Example1: 12CPU, 12Actors

class MyActor(ActorUser):
    @staticmethod
    def allocate(actor_index, actor_num):
        return "/device:CPU:{}".format(actor_index)

    def getPolicy(self, actor_index, actor_num):
        return EpsilonGreedyActor(actor_index, actor_num, epsilon=0.4, alpha=7)

    def fit(self, index, agent):
        (snip)
(snip)

kwargs["actors"] = []
for i in range(12):
    kwargs["actors"].append(MyActor)

Example2: 12CPU, 256Actors

class MyActor(ActorUser):
    @staticmethod
    def allocate(actor_index, actor_num):
        return "/device:CPU:{}".format(actor_index % 12)

    def getPolicy(self, actor_index, actor_num):
        return EpsilonGreedyActor(actor_index, actor_num, epsilon=0.4, alpha=7)

    def fit(self, index, agent):
        (snip)
(snip)

kwargs["actors"] = []
for i in range(256):
    kwargs["actors"].append(MyActor)

Example3: 12CPU, 12Actors + OriginalActor

class MyActor(ActorUser):
    @staticmethod
    def allocate(actor_index, actor_num):
        return "/device:CPU:{}".format(actor_index)

    def getPolicy(self, actor_index, actor_num):
        return EpsilonGreedyActor(actor_index, actor_num, epsilon=0.4, alpha=7)

    def fit(self, index, agent):
        (snip)
(snip)

class OriginalActor(ActorUser):
    @staticmethod
    def allocate(actor_index, actor_num):
        return "/device:CPU:0"

    def getPolicy(self, actor_index, actor_num):
        return AnnealingEpsilonGreedy(
            initial_epsilon=1.0,
            final_epsilon=0.01,
            exploration_steps=1_750_000
        )

    def fit(self, index, agent):
        (snip)
(snip)

kwargs["actors"] = []
for i in range(12):
    kwargs["actors"].append(MyActor)

kwargs["actors"].append(OriginalActor)

Thanks.

Gaethje commented 4 years ago

Thanks! I got two more questions.

  1. When I see the main function of atari_pong.py, it seems like only DQN is running, not agent57.
    if True:
        run_dqn(enable_train=True)

    What is the reason behind that? is DQN somehow linked with agent57?

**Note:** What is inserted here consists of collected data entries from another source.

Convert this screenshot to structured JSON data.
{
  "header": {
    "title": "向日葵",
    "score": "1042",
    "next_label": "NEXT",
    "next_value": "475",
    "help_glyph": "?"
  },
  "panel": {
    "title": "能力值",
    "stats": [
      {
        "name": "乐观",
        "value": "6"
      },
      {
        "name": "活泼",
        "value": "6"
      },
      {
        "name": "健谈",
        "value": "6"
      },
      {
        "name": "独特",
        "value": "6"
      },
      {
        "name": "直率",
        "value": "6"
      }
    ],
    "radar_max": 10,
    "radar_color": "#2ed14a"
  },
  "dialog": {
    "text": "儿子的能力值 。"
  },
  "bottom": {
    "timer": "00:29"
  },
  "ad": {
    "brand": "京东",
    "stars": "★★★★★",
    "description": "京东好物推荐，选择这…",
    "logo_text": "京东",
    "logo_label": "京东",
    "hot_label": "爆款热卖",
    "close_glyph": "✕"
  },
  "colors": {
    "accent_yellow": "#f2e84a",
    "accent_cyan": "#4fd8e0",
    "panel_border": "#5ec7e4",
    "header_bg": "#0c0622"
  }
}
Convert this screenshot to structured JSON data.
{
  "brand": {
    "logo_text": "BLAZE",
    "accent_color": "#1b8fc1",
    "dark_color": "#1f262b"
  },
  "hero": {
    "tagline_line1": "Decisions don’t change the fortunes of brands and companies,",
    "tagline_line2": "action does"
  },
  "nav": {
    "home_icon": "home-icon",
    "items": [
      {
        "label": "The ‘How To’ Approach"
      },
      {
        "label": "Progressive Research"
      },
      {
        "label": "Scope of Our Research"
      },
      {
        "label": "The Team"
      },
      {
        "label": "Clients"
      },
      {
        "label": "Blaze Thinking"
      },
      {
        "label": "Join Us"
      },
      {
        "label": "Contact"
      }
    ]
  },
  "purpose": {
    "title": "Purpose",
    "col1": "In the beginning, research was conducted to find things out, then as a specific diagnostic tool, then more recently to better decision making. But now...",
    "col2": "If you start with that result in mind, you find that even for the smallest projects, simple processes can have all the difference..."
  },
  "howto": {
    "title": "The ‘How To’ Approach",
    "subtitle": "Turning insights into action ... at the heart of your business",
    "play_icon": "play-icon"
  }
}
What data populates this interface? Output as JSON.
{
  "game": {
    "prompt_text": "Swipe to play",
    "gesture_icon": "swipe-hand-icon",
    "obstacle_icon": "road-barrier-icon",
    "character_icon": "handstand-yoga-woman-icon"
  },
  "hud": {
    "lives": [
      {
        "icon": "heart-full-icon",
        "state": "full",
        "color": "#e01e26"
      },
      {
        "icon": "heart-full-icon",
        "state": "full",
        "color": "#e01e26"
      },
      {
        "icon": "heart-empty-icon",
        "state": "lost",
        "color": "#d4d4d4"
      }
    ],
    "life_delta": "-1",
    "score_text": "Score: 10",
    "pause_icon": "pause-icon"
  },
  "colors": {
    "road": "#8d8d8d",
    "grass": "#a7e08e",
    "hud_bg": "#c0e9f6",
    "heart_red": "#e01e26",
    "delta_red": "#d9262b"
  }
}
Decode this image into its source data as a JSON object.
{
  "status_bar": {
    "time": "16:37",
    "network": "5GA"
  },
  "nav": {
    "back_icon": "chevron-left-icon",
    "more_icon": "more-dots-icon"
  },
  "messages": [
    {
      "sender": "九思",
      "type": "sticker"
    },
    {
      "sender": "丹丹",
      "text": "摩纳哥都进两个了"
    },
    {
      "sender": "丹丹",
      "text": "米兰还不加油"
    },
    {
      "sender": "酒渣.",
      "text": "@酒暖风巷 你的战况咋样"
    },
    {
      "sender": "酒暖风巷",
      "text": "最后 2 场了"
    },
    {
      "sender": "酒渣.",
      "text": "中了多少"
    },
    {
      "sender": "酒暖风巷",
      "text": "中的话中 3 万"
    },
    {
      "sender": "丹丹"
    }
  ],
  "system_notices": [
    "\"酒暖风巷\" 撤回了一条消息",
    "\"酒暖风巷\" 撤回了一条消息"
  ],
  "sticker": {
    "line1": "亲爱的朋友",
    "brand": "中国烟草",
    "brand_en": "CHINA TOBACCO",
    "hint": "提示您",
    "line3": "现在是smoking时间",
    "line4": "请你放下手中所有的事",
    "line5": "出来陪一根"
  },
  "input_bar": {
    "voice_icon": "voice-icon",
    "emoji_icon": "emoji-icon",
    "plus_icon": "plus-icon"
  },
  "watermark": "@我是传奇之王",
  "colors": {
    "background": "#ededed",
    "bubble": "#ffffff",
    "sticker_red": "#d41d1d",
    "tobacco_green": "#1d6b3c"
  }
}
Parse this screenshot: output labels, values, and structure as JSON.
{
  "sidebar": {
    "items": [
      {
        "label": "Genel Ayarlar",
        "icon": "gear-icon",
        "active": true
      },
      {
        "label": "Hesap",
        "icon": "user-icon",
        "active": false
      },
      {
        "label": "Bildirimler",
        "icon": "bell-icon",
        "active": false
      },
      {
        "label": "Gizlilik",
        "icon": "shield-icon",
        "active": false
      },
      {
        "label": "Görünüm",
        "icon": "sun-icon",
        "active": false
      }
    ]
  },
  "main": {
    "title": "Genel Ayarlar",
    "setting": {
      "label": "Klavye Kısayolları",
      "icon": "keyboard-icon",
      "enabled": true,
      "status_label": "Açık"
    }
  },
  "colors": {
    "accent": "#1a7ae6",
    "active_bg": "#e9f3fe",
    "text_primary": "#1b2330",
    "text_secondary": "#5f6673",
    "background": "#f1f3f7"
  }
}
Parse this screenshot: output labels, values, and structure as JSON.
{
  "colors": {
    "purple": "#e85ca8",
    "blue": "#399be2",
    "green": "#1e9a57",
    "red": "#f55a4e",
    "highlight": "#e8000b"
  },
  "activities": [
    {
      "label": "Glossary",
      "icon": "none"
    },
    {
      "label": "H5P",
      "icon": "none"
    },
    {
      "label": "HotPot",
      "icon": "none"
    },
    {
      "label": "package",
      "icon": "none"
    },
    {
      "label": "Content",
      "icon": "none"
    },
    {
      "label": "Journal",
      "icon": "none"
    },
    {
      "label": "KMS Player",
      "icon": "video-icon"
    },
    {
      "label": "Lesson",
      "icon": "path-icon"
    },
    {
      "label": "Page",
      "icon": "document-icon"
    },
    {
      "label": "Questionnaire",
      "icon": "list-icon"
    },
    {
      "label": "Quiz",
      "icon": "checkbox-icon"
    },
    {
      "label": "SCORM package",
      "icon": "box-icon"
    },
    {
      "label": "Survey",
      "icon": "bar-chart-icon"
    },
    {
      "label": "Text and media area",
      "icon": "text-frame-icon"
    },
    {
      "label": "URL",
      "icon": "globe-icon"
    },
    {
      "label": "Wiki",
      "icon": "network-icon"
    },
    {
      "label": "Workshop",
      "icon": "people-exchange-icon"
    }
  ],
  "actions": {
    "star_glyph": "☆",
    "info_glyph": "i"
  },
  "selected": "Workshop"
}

  2. I tried to run agent57 instead of dqn(changing the main function of atari_pong.py).
    if True:
        run_agent57(enable_train=True)

    I tried with 12 actors dedicated to 12 cpus. But it gets stuck. Why it stucks? Does it need more time to extract result?

pocokhc commented 4 years ago

1. What is the reason behind that? is DQN somehow linked with agent57?

The difference between DQN and agent57 in my repository is whether I'm using multiprocessing. (This is a single Actor as it doesn't use multiprocessing)

I say DQN, but it's not a naive DQN(https://arxiv.org/pdf/1312.5602.pdf). Implements methods other than distributed training up to agent57.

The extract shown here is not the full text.